Pour ce pic, les effectifs relevés à Coutances lors de ces pics suivent, avec 24h de décalage, le pic total noté sur Trektellen. Sur cette période, ce sont les sites néerlandais qui ont noté les plus importants effectifs. On peut donc supposer que les migrateurs de Coutances font partie des oiseaux qui ont survolé les Pays-Bas au préalable. La veille ou la nuit même ? Lors de ces pics, le passage est particulièrement marqué entre 20h et minuit, puis de nouveau en fin de nuit et au lever du jour (5h-8h) avec un creux sensible en milieu de nuit et une légère prédominance pour le passage matinal. Sur l’ensemble de l’automne, le nombre de cris de contact par tranche horaire se présente comme suit :

Le cas du pic de mi-novembre, d’ailleurs plus modeste, est différent : il est à peine visible sur les bilans journaliers Trektellen. Toutefois, à ces dates, on constate nettement que les sites ayant compté le plus grand nombre de Mauvis sont situés en Belgique ou sur les côtes du nord de la France (Nord, Pas de Calais, Somme). Dans ce cas, il est extrêmement probable que les oiseaux entendus à Coutances soient passés là la nuit même. Sur ces deux nuits du 15 et du 16 novembre, les effectifs de début, milieu et fin de nuit sont semblables.

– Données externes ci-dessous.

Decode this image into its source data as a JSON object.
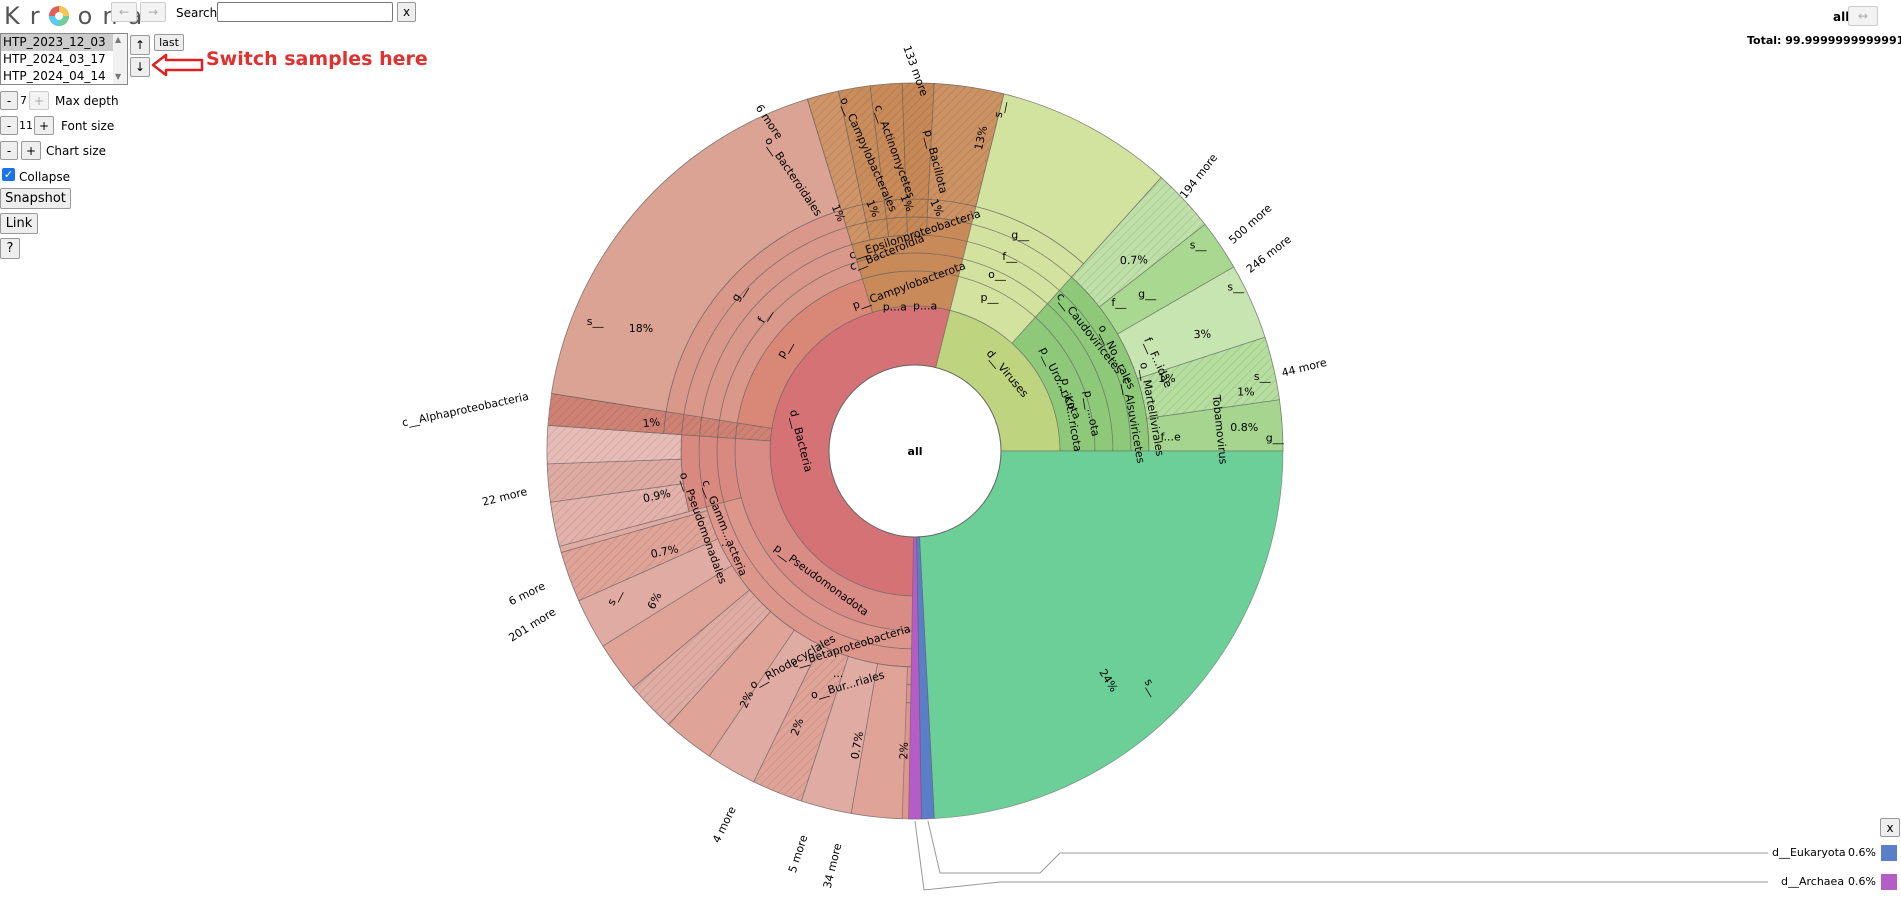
{
  "header": {
    "logo": [
      "K",
      "r",
      "o",
      "n",
      "a"
    ],
    "back_glyph": "←",
    "fwd_glyph": "→",
    "search_label": "Search:",
    "search_value": "",
    "search_clear": "x"
  },
  "datasets": {
    "options": [
      "HTP_2023_12_03",
      "HTP_2024_03_17",
      "HTP_2024_04_14"
    ],
    "selected": "HTP_2023_12_03",
    "prev_glyph": "↑",
    "next_glyph": "↓",
    "last_label": "last",
    "annotation": "Switch samples here"
  },
  "controls": {
    "max_depth": {
      "value": "7",
      "label": "Max depth",
      "minus": "-",
      "plus": "+"
    },
    "font_size": {
      "value": "11",
      "label": "Font size",
      "minus": "-",
      "plus": "+"
    },
    "chart_size": {
      "label": "Chart size",
      "minus": "-",
      "plus": "+"
    },
    "collapse_label": "Collapse",
    "collapse_checked": true,
    "snapshot_label": "Snapshot",
    "link_label": "Link",
    "help_label": "?"
  },
  "top_right": {
    "focus": "all",
    "expand_glyph": "↔",
    "total": "Total: 99.9999999999991"
  },
  "chart": {
    "center_label": "all",
    "labels": {
      "bacteria": "d__Bacteria",
      "viruses": "d__Viruses",
      "pseudomonadota": "p__Pseudomonadota",
      "campylobacterota": "p__Campylobacterota",
      "bacillota": "p__Bacillota",
      "actinomycetes": "c__Actinomycetes",
      "campylobacterales": "o__Campylobacterales",
      "bacteroidales": "o__Bacteroidales",
      "epsilon": "c__Epsilonproteobacteria",
      "bacteroidia": "c__Bacteroidia",
      "alpha": "c__Alphaproteobacteria",
      "gamma": "c__Gamm...acteria",
      "pseudomonadales": "o__Pseudomonadales",
      "beta": "c__Betaproteobacteria",
      "rhodocyclales": "o__Rhodocyclales",
      "burk": "o__Bur...riales",
      "caudo": "c__Caudoviricetes",
      "uro": "p__Uro...ricota",
      "kit": "p__Kit...ricota",
      "tobamo": "Tobamovirus",
      "marte": "o__Martellivirales",
      "alsuvi": "c__Alsuviricetes",
      "s": "s__",
      "g": "g__",
      "f": "f__",
      "o": "o__",
      "p": "p__",
      "pa": "p...a",
      "fidae": "f__F...idae",
      "no_rales": "o__No...rales",
      "pi_rales": "o__Pi...rales",
      "ota": "p__...ota",
      "fe": "f...e",
      "ellipsis": "...",
      "eles": "c__...eles",
      "c_pea": "c__P...eles",
      "c": "c__"
    },
    "percents": {
      "green": "24%",
      "bacteria_s": "18%",
      "virus_top": "13%",
      "s6": "6%",
      "p3": "3%",
      "p2": "2%",
      "p1": "1%",
      "p09": "0.9%",
      "p07": "0.7%",
      "p08": "0.8%"
    },
    "more": {
      "m133": "133 more",
      "m194": "194 more",
      "m500": "500 more",
      "m246": "246 more",
      "m44": "44 more",
      "m6": "6 more",
      "m22": "22 more",
      "m6b": "6 more",
      "m201": "201 more",
      "m4": "4 more",
      "m5": "5 more",
      "m34": "34 more"
    },
    "colors": {
      "bacteria": "#d47275",
      "bacteria_ring": "#d98878",
      "bacteria_outer": "#daa393",
      "pseudo": "#d98c86",
      "brown": "#c88a58",
      "viruses": "#bfd47e",
      "virus_light": "#d3e29e",
      "green_dark": "#8ec97a",
      "teal": "#6bcf97",
      "eukaryota": "#5a7fc8",
      "archaea": "#b55dc7"
    }
  },
  "key": {
    "eukaryota_label": "d__Eukaryota",
    "eukaryota_pct": "0.6%",
    "archaea_label": "d__Archaea",
    "archaea_pct": "0.6%",
    "close": "x"
  }
}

Quant au pic de Mauvis du 8-10 décembre, il est introuvable sur Trektellen, où les plus gros effectifs sont contactés… sur des sites français généralement situés plus au sud. Il s’agit vraisemblablement d’un mouvement de faible ampleur géographique, voire purement local et difficile à expliquer, d’autant qu’on ne relève aucun événement météo à cette période où la température est uniformément douce.
Réciproquement, quasi rien (à peine des frémissements) n’a filtré à Coutances des pics précoces d’octobre (6-7, 14 et 19 octobre). Au vu des données Trektellen, trois explications sont envisageables, même si l’on est ici dans l’hypothèse pure :
- Le pic du 6-7 correspond principalement à de gros effectifs aux Pays-Bas, mais nettement à l’intérieur des terres, contrairement au pic de début novembre qui concerne des stations littorales. S’agit-il d’un flux plus intérieur qui a piqué plein sud sans suivre la côte ?

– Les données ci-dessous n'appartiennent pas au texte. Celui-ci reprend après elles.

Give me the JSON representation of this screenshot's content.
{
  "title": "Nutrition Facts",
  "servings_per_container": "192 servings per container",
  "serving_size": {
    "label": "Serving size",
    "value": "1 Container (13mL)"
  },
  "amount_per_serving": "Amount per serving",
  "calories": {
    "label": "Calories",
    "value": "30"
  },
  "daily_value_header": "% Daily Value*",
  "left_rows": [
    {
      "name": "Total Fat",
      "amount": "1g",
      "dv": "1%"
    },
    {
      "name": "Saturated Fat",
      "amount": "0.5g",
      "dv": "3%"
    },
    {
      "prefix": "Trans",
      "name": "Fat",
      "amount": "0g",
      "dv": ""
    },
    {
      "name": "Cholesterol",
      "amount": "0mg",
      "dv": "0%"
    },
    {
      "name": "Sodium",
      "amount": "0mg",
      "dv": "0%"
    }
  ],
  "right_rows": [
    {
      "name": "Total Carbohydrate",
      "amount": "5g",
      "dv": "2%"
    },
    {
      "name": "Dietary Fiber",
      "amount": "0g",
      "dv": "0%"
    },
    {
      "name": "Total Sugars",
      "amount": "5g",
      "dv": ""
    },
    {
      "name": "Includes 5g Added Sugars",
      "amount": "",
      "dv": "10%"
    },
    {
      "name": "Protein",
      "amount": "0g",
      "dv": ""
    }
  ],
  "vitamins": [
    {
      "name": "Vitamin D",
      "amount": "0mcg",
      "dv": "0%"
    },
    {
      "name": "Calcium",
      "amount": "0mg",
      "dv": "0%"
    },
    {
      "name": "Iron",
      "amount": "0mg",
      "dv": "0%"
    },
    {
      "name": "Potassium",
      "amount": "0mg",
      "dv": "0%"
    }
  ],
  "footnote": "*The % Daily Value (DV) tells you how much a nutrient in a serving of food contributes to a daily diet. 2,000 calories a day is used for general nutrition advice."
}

- Le pic du 14 octobre correspond à de gros relevés dans le nord et le centre de l’Angleterre (Cumbrie, Yorkshire, Midlands) ; ces oiseaux ont pu ensuite faire halte avant la Normandie ou bien traverser la mer plus à l’ouest
- Quant au pic du 19, il a très bien pu être raté dans la mesure où la dernière décade d’octobre a été pluvieuse toutes les nuits, rendant les relevés impossibles.

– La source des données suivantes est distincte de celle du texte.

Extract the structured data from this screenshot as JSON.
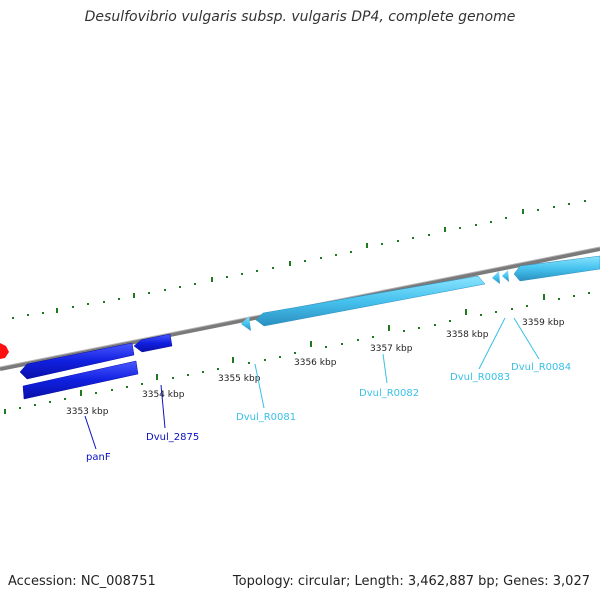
{
  "title": "Desulfovibrio vulgaris subsp. vulgaris DP4, complete genome",
  "footer": {
    "accession": "Accession: NC_008751",
    "summary": "Topology: circular; Length: 3,462,887 bp; Genes: 3,027"
  },
  "colors": {
    "backbone": "#888888",
    "ticks": "#1f7a1f",
    "forward_genes": "#4cc4ec",
    "reverse_genes": "#0a14d9",
    "rna_label": "#38c0e8",
    "gene_label": "#0a10c0",
    "marker": "#ff1010"
  },
  "kbp_labels": [
    "3353 kbp",
    "3354 kbp",
    "3355 kbp",
    "3356 kbp",
    "3357 kbp",
    "3358 kbp",
    "3359 kbp"
  ],
  "gene_labels": [
    "panF",
    "Dvul_2875",
    "Dvul_R0081",
    "Dvul_R0082",
    "Dvul_R0083",
    "Dvul_R0084"
  ]
}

Mais on est là dans la conjecture, et rien ne garantit que tout afflux visible une nuit à l’échelon européen soit visible sur chaque station individuelle.
Conclusion
Comme il semblerait imprudent d’analyser davantage un jeu de données sur un automne unique, on retiendra surtout que l’utilisation de l’enregistreur nocturne permet de contribuer facilement au suivi des migrations, et révèle un flux migratoire jusqu’au cœur de nos villes. Comme la technique peut être mise en œuvre avec un simple dictaphone numérique (la seule différence avec un enregistreur spécifique étant la nécessité de le déclencher le soir et le relever le matin), elle est accessible à tout amateur capable de reconnaître ensuite les cris – fût-ce avec l’aide de la communauté « Vol de nuit » présente sur serveur Discord. Attention, en revanche, en particulier dans le cadre d’une utilisation professionnelle, à ne pas sous-estimer le temps de dépouillement : même avec un passage espacé comme ici, il faut compter deux heures pour analyser les fichiers d’une nuit.